Parsing/transforming nested lists from wiki markup to HTML

In working on my wikitext-to-HTML transformer I saved the ugliest bit for last: parsing/transforming nested lists. I started off with parsing simple span-level elements like em and strong tags, then moved on to block level items like paragraphs and pre blocks, and nesting containers like blockquote blocks. But I had to keep putting off lists.

Given input like the following (using the same syntax as that used by MediaWiki):

# this is an ordered list
# which continues
## and has another ordered list
## nested inside it
# and then falls back
#* and then nests another list
#* this time an unordered one
#** itself containing a nested list
#** which continues
#**# and finally nests yet another ordered list
#**# which continues
#* drops back quite a way
# and finally all the way
#****** and finishes with an invalid item

We want a corresponding nested list described in valid HTML.

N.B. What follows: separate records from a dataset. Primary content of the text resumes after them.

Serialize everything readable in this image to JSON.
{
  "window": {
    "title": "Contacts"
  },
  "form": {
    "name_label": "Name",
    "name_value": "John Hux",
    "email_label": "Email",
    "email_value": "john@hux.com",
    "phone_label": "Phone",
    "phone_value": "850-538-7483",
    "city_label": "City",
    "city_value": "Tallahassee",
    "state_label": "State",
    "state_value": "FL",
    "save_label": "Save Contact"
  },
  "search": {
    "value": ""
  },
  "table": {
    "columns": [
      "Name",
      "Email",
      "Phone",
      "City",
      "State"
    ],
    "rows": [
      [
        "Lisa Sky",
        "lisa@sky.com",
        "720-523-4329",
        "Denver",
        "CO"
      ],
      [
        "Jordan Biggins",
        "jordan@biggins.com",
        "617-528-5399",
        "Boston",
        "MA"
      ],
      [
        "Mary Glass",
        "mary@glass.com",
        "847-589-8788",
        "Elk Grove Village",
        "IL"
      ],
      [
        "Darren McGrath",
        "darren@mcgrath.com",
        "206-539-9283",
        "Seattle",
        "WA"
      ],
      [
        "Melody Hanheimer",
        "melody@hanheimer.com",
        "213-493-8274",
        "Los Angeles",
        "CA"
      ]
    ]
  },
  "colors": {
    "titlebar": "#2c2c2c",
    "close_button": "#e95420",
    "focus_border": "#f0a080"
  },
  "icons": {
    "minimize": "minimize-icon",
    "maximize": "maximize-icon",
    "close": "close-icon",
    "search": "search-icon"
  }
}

As this is wikitext, we want to handle the last item (the invalid) one gracefully. It mustn’t break the validity of the HTML but we don’t want a silent failure either. We don’t want to increase the nesting level several times in one go (probably not what the author intended); it really only makes sense to increase the nesting-level once per line. So the solution will be to handle it the same way Wikipedia does and consider the first * to mark the beginning of a nested list and subsequent (invalid) * to belong to the first item of that list; this is important because it means they will be displayed back to the user and hopefully alert him/her of the error.

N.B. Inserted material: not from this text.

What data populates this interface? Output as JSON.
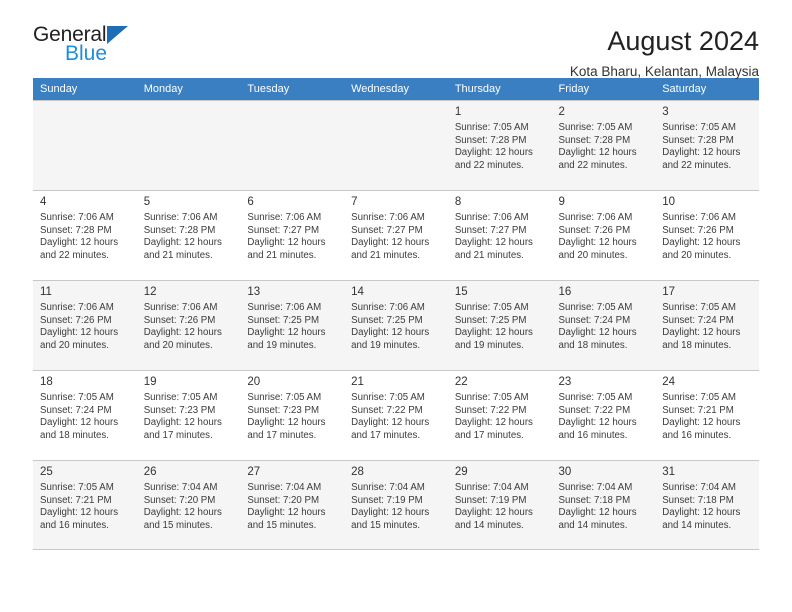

Looking at this HTML makes my brain hurt, but this is what we want to produce:

<ol>
<li>this is an ordered list</li>
<li>which continues
<ol>
<li>and has another ordered list</li>
<li>nested inside it</li>
</ol>
</li>
<li>and then falls back
<ul>
<li>and then nests another list</li>
<li>this time an unordered one
<ul>
<li>itself containing a nested list</li>
<li>which continues
<ol>
<li>and finally nests yet another ordered list</li>
<li>which continues</li>
</ol>
</li>
</ul>
</li>
<li>drops back quite a way</li>
</ul>
</li>
<li>and finally all the way
<ul>
<li>***** and finishes with an invalid item</li>
</ul>
</li>
</ol>

When rendered this will look like this:

  1. this is an ordered list
  2. which continues
    1. and has another ordered list
    2. nested inside it
  3. and then falls back
    • and then nests another list
    • this time an unordered one
      • itself containing a nested list
      • which continues
        1. and finally nests yet another ordered list
        2. which continues
    • drops back quite a way
  4. and finally all the way
    • ***** and finishes with an invalid item

So anyway, it’s done now, in about 130 lines of well-commented C code. Surprisingly, despite the recursive structure of the lists the actual transformation code is entirely iterative and no recursion is involved. I still don’t know if this is the best way to do it but it is what seemed to be the simplest solution. Indenting could be added to make the structure of the source clearer but as this is intended to be (mostly) read by machines and not humans it doesn’t seem like its worth the trade-offs in complexity and speed.